Ronald froze, the item in question only a centimeter away from being placed safely on said table. He turned his head slowly to face the door, so slowly that William was sure he could hear his neck creaking. His stared with wide eyes, like a child before a carriage.
"Oh, just, y'know…" He set it down on the table and let a grin of feigned innocence spread across his face. "How about we go out for some drinks down at the pub?" William strolled over, snatching it from the table and holding it up for examination.
"What exactly would you need a bottle of lotion for?"
Ronald giggled sheepishly, scratching the back of his neck uncomfortably. "Grell said that my hands would be softer if I used some. And that you prefer soft hands." William raised an eyebrow, staring his subordinate down.
"Since when did you listen to anything Sutcliffe said?"
"Well, it's only for the occasional bit of advice… I hadn't really thought of him as a mentor or something, more like a how-to book…"
"A how-to book? You know that when it comes to reports and reaping procedures, I-"
"That's not exactly the sort of advice I was looking for, boss, it's more of which… something that I don't imagine you'd know that much about, all things considered."
"And what exactly would that subject be?" William growled slightly, aggravated that Sutcliffe could be better than him at something again, especially in his own lover's opinion. He pressed his glasses up his nose, eyes narrowed.

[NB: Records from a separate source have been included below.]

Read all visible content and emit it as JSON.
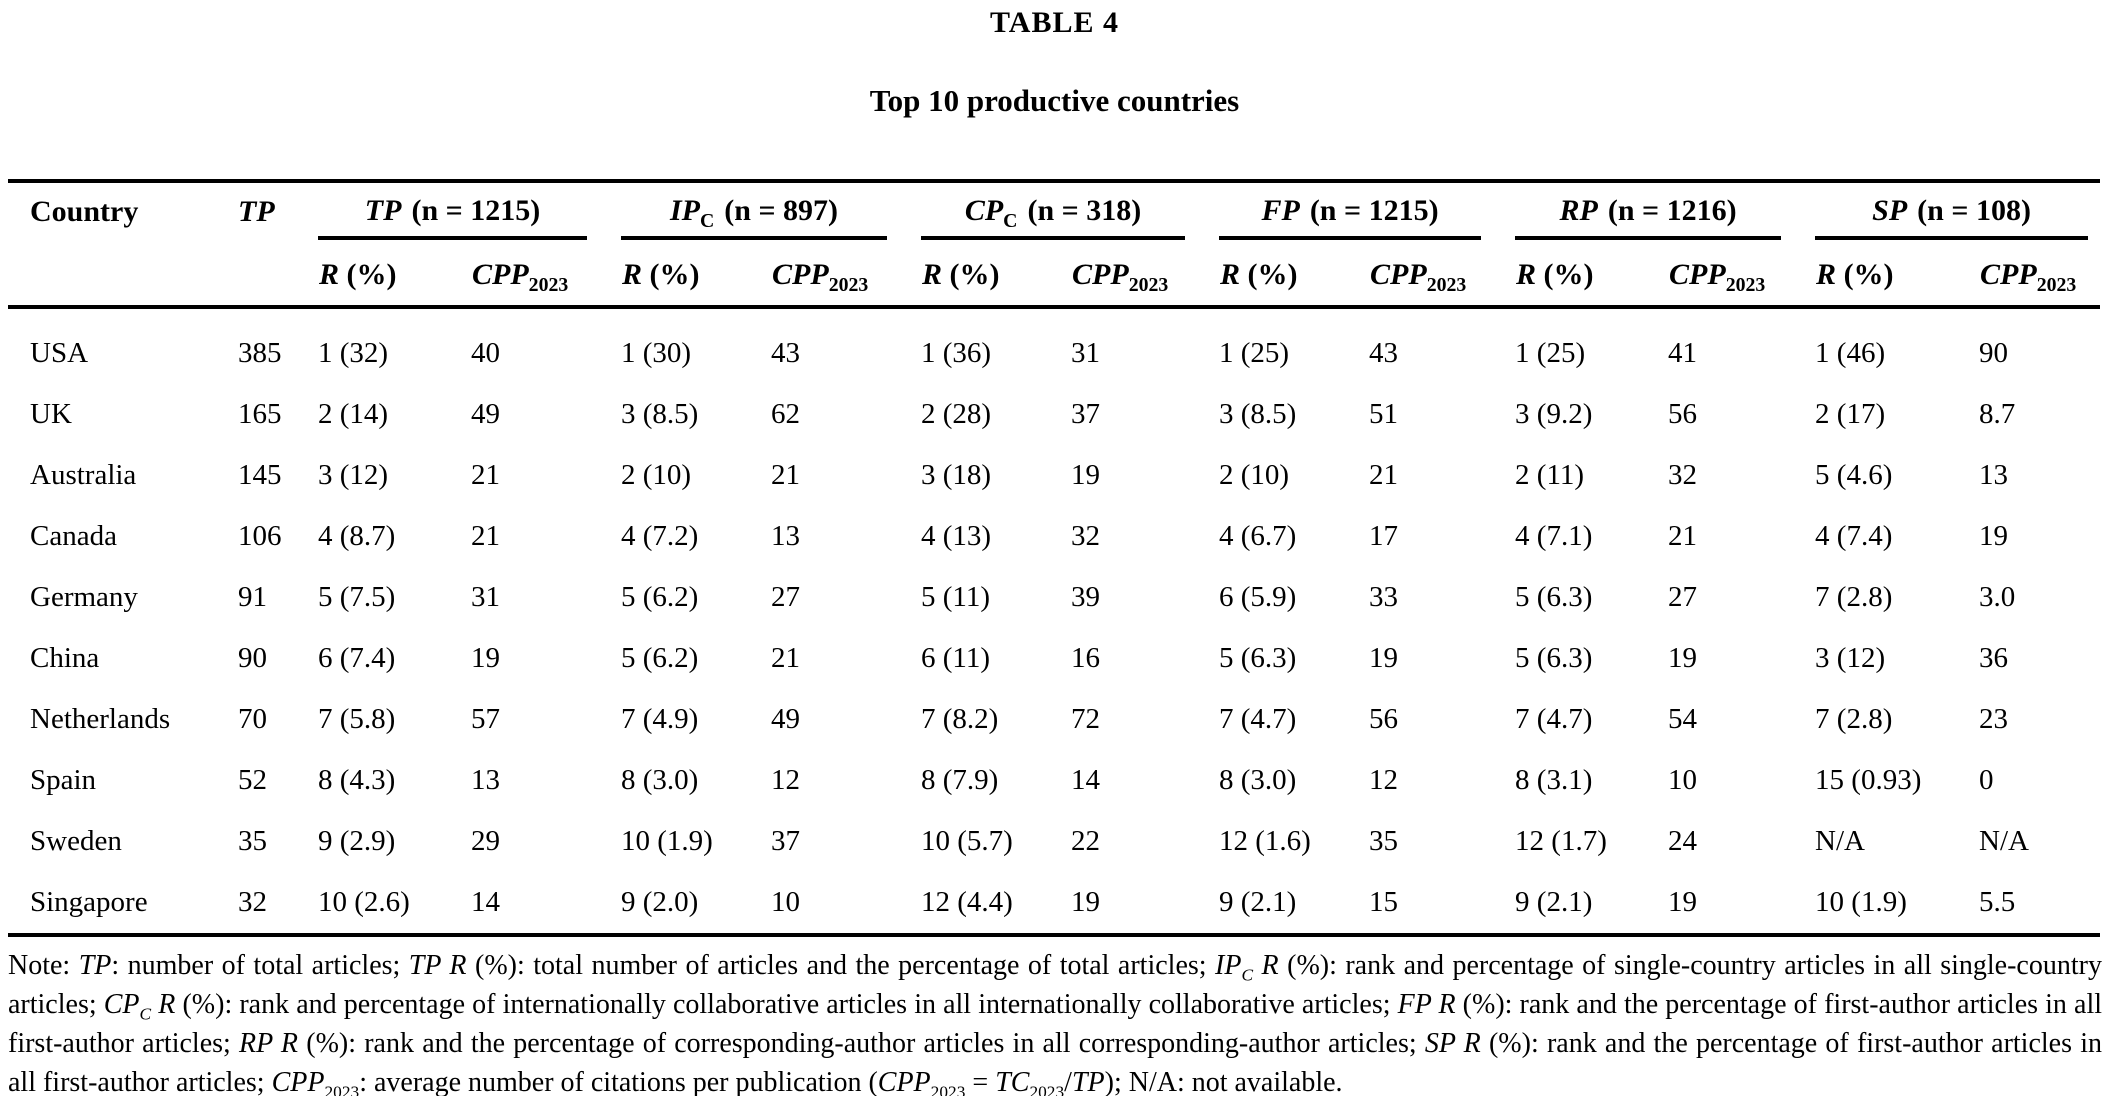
{
  "page": {
    "label": "TABLE 4",
    "title": "Top 10 productive countries"
  },
  "table": {
    "header": {
      "country": "Country",
      "tp": "TP",
      "r": "R",
      "r_pct": "(%)",
      "cpp": "CPP",
      "cpp_sub": "2023",
      "groups": [
        {
          "abbr": "TP",
          "sub": "",
          "n": "(n = 1215)"
        },
        {
          "abbr": "IP",
          "sub": "C",
          "n": "(n = 897)"
        },
        {
          "abbr": "CP",
          "sub": "C",
          "n": "(n = 318)"
        },
        {
          "abbr": "FP",
          "sub": "",
          "n": "(n = 1215)"
        },
        {
          "abbr": "RP",
          "sub": "",
          "n": "(n = 1216)"
        },
        {
          "abbr": "SP",
          "sub": "",
          "n": "(n = 108)"
        }
      ]
    },
    "rows": [
      {
        "country": "USA",
        "tp": "385",
        "cells": [
          "1 (32)",
          "40",
          "1 (30)",
          "43",
          "1 (36)",
          "31",
          "1 (25)",
          "43",
          "1 (25)",
          "41",
          "1 (46)",
          "90"
        ]
      },
      {
        "country": "UK",
        "tp": "165",
        "cells": [
          "2 (14)",
          "49",
          "3 (8.5)",
          "62",
          "2 (28)",
          "37",
          "3 (8.5)",
          "51",
          "3 (9.2)",
          "56",
          "2 (17)",
          "8.7"
        ]
      },
      {
        "country": "Australia",
        "tp": "145",
        "cells": [
          "3 (12)",
          "21",
          "2 (10)",
          "21",
          "3 (18)",
          "19",
          "2 (10)",
          "21",
          "2 (11)",
          "32",
          "5 (4.6)",
          "13"
        ]
      },
      {
        "country": "Canada",
        "tp": "106",
        "cells": [
          "4 (8.7)",
          "21",
          "4 (7.2)",
          "13",
          "4 (13)",
          "32",
          "4 (6.7)",
          "17",
          "4 (7.1)",
          "21",
          "4 (7.4)",
          "19"
        ]
      },
      {
        "country": "Germany",
        "tp": "91",
        "cells": [
          "5 (7.5)",
          "31",
          "5 (6.2)",
          "27",
          "5 (11)",
          "39",
          "6 (5.9)",
          "33",
          "5 (6.3)",
          "27",
          "7 (2.8)",
          "3.0"
        ]
      },
      {
        "country": "China",
        "tp": "90",
        "cells": [
          "6 (7.4)",
          "19",
          "5 (6.2)",
          "21",
          "6 (11)",
          "16",
          "5 (6.3)",
          "19",
          "5 (6.3)",
          "19",
          "3 (12)",
          "36"
        ]
      },
      {
        "country": "Netherlands",
        "tp": "70",
        "cells": [
          "7 (5.8)",
          "57",
          "7 (4.9)",
          "49",
          "7 (8.2)",
          "72",
          "7 (4.7)",
          "56",
          "7 (4.7)",
          "54",
          "7 (2.8)",
          "23"
        ]
      },
      {
        "country": "Spain",
        "tp": "52",
        "cells": [
          "8 (4.3)",
          "13",
          "8 (3.0)",
          "12",
          "8 (7.9)",
          "14",
          "8 (3.0)",
          "12",
          "8 (3.1)",
          "10",
          "15 (0.93)",
          "0"
        ]
      },
      {
        "country": "Sweden",
        "tp": "35",
        "cells": [
          "9 (2.9)",
          "29",
          "10 (1.9)",
          "37",
          "10 (5.7)",
          "22",
          "12 (1.6)",
          "35",
          "12 (1.7)",
          "24",
          "N/A",
          "N/A"
        ]
      },
      {
        "country": "Singapore",
        "tp": "32",
        "cells": [
          "10 (2.6)",
          "14",
          "9 (2.0)",
          "10",
          "12 (4.4)",
          "19",
          "9 (2.1)",
          "15",
          "9 (2.1)",
          "19",
          "10 (1.9)",
          "5.5"
        ]
      }
    ],
    "note_segments": [
      {
        "t": "Note: "
      },
      {
        "t": "TP",
        "i": true
      },
      {
        "t": ": number of total articles; "
      },
      {
        "t": "TP R",
        "i": true
      },
      {
        "t": " (%): total number of articles and the percentage of total articles; "
      },
      {
        "t": "IP",
        "i": true
      },
      {
        "t": "C",
        "i": true,
        "s": true
      },
      {
        "t": " R",
        "i": true
      },
      {
        "t": " (%): rank and percentage of single-country articles in all single-country articles; "
      },
      {
        "t": "CP",
        "i": true
      },
      {
        "t": "C",
        "i": true,
        "s": true
      },
      {
        "t": " R",
        "i": true
      },
      {
        "t": " (%): rank and percentage of internationally collaborative articles in all internationally collaborative articles; "
      },
      {
        "t": "FP R",
        "i": true
      },
      {
        "t": " (%): rank and the percentage of first-author articles in all first-author articles; "
      },
      {
        "t": "RP R",
        "i": true
      },
      {
        "t": " (%): rank and the percentage of corresponding-author articles in all corresponding-author articles; "
      },
      {
        "t": "SP R",
        "i": true
      },
      {
        "t": " (%): rank and the percentage of first-author articles in all first-author articles; "
      },
      {
        "t": "CPP",
        "i": true
      },
      {
        "t": "2023",
        "s": true
      },
      {
        "t": ": average number of citations per publication ("
      },
      {
        "t": "CPP",
        "i": true
      },
      {
        "t": "2023",
        "s": true
      },
      {
        "t": " = "
      },
      {
        "t": "TC",
        "i": true
      },
      {
        "t": "2023",
        "s": true
      },
      {
        "t": "/"
      },
      {
        "t": "TP",
        "i": true
      },
      {
        "t": "); N/A: not available."
      }
    ]
  }
}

"Well, you were pretty inexperienced and all. Not to say that you were bad! You, well, just don't have the same reputation. After all, people don't call him 'Slutcliffe' for no reason."
William's eye only twitched in response. A vein throbbed on his forehead and he sighed, rubbing his temples. "While I may agree on your deduction of my experience in comparison to that thing, please refrain from asking for sex advice from him any longer." He strode towards the door, but turned to make one last comment:
"And rather than you using your hands, I prefer your mouth. Or, of course, what we did in bed yesterday."
After the massage oil and the lotion came the improper books, the rope (that suggestion, obviously from Slutcliffe, didn't go over too well with Will), the plate from an attempt to have breakfast in bed, the hairbrush, the pen and paper, the clipboard, the extra pair of gloves, the needle and thread and small pile of buttons, and the old watch batteries.
The last straw must've been the framed picture of the two of them, because after that had appeared atop the pile of junk on his table, William finally gave in…
And bought Ronald a table for his own side of the bed.